Shanna Dye: "Absolutely."
The owner of a medical center considers the standing sewage outside her back door a serious health threat.
Carmel Cafiero: "You have sick people?"
Carolina Sassano: "Yes, we do."
Carmel Cafiero: "How disturbing is that?"
Carolina Sassano: "Very, my physicians complain every day."
And it's not just a problem for people doing business here. The sewage leaked out of the alley and onto Davie Boulevard where cars drove through it and people walked through it with no idea where this moisture was coming from. Seven News found all this 24 days after the health department cited the shopping center for untreated or improperly treated waste.
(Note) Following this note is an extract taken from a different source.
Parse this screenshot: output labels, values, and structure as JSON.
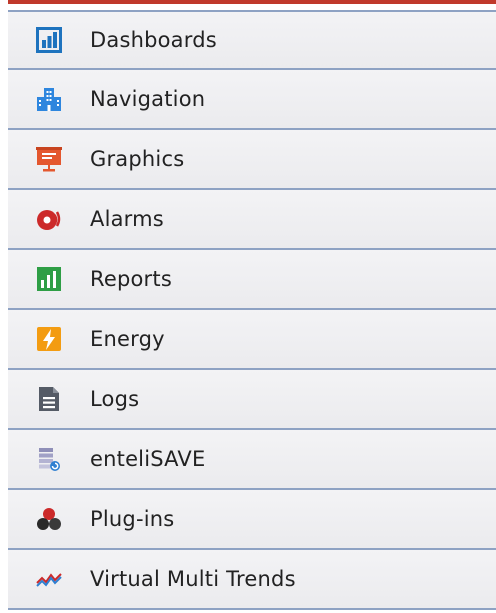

Carmel Cafiero: "So almost a month has passed, and as we sit here today there is still raw sewage on the ground. Is that acceptable?"
Howard Rosen: "Well, the answer is no."
It wasn't until after we showed up that a septic service showed up to remove the standing sewage from the alley. Property manager Olivia Charlton, who put on boots before venturing near the source of the seepage, says the problem was caused by a drain field pipe that was broken when a truck drove across it.
Olivia Charlton: "And it's just a matter of time. We're not ignoring the problem. We have trucks coming out putting sand out. We sanitized the area."
We watched over the next several days as the center worked to clean up the spill. The health department was also watching.
Howard Rosen: "Our responsibility is to try to ensure that disease is not transmitted through the environment. Sewage on the ground is an issue for infectious-- not just infectious-- but viral disease."
Also an issue, sewage seeping into the storm drain.
Howard Rosen: "Well, most of the storm drains run off into a canal, and, obviously, we don't want sewage going into the canals."
Carmel Cafiero: "It is not dangerous when you have raw sewage going into the storm drain?"
Olivia Charlton: "Yes, it is, and we have not ignored this. We have not ignored this problem."
Eventually, the shopping center will connect to a new sewer system, but to stop the leaking, it had to put in a new drain field.
Carmel Cafiero: "Almost a month to the day that the shopping center was cited for the raw sewage it appears the problem has been solved. Both business owners and neighbors hope they have seen the last of the leaks."